While some scholars have argued that posttraumatic growth (PTG) is an American construct, Adelphi University School of Social Work Professor Roni Berger, one of the leading researchers in the emerging study of the phenomenon of PTG, says that’s just not the case. In 2010, she coauthored the book, Posttraumatic Growth and Culturally Competent Practice: Lessons Learned from Around the Globe, which gathered together and analyzed research on posttraumatic growth in countries around the world.
“We had someone who studied PTG in Turkey after the earthquake and PTG in China after all kinds of stressors. We studied Latina immigrants in the United States. Someone else studied PTG in Israelis who have been exposed to suicide bombs. Someone else studied PTG in Palestinians who survived Israeli prisons.” From this research, Dr. Berger says she and her coauthor reached two conclusions: “PTG is indeed a universal phenomenon, but the specific manifestations and what affects it and shapes it [are] more culturally related.”
In addition to her research on PTG around the globe, Dr. Berger has also found evidence of PTG in surprising contexts in the U.S. For example, while most research on infertility has focused on the negative aspects, in a 2009 study, Dr. Berger found that the struggle with infertility can often result in personal growth.

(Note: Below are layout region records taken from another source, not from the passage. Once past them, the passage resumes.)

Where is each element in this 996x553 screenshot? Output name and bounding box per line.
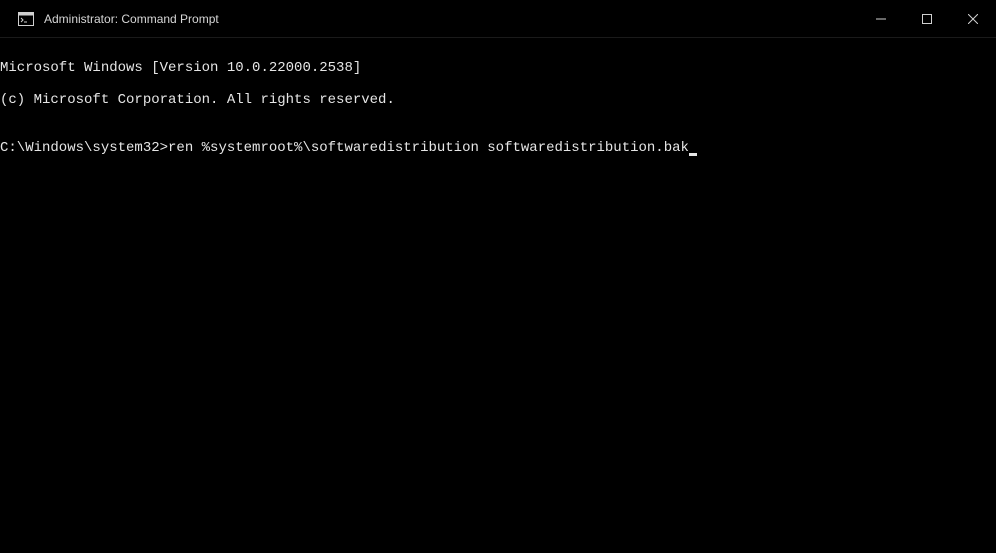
window-controls — [858, 0, 996, 37]
cmd-icon — [18, 12, 34, 26]
minimize-button[interactable] — [858, 0, 904, 38]
titlebar: Administrator: Command Prompt — [0, 0, 996, 38]
prompt-line: C:\Windows\system32>ren %systemroot%\sof… — [0, 140, 996, 156]
terminal-output[interactable]: Microsoft Windows [Version 10.0.22000.25… — [0, 38, 996, 172]
prompt-text: C:\Windows\system32> — [0, 140, 168, 156]
output-line: (c) Microsoft Corporation. All rights re… — [0, 92, 996, 108]
titlebar-left: Administrator: Command Prompt — [18, 12, 219, 26]
cursor — [689, 153, 697, 156]
close-button[interactable] — [950, 0, 996, 38]
window-title: Administrator: Command Prompt — [44, 12, 219, 26]
output-line: Microsoft Windows [Version 10.0.22000.25… — [0, 60, 996, 76]
maximize-button[interactable] — [904, 0, 950, 38]
command-text: ren %systemroot%\softwaredistribution so… — [168, 140, 689, 156]
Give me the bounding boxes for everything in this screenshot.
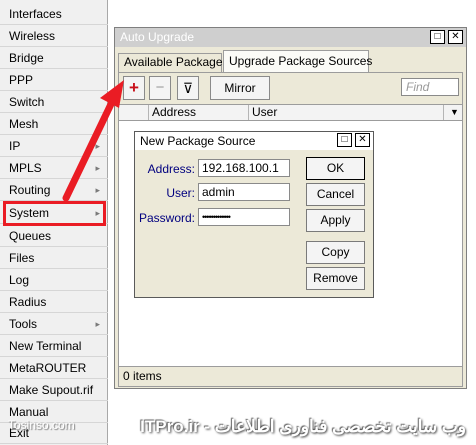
- annotation-arrow: [62, 80, 124, 202]
- watermark-text: ITPro.ir - وب سایت تخصصی فناوری اطلاعات: [140, 417, 466, 436]
- footer-bar: Tosinso.com ITPro.ir - وب سایت تخصصی فنا…: [0, 405, 476, 445]
- footer-site-text: Tosinso.com: [8, 418, 75, 432]
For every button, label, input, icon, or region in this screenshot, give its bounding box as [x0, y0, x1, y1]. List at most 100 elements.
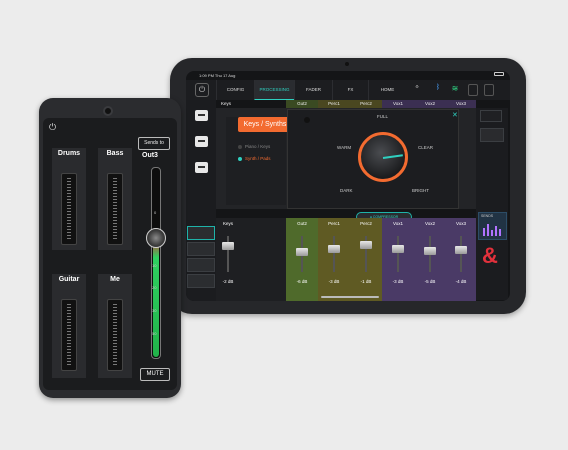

Dr. Berger gathered data from a sample of 121 individuals who were suffering from infertility, using three questionnaires: one that assesses posttraumatic growth, one that assesses social support, and one that measures the stressfulness of the event. Participants rated the stress of infertility as very high, with reported stress levels comparable to those reported by survivors of breast cancer. In terms of PTG, participants reported mean levels of growth lower than those reported by breast cancer survivors, but nonetheless distinct and measurable.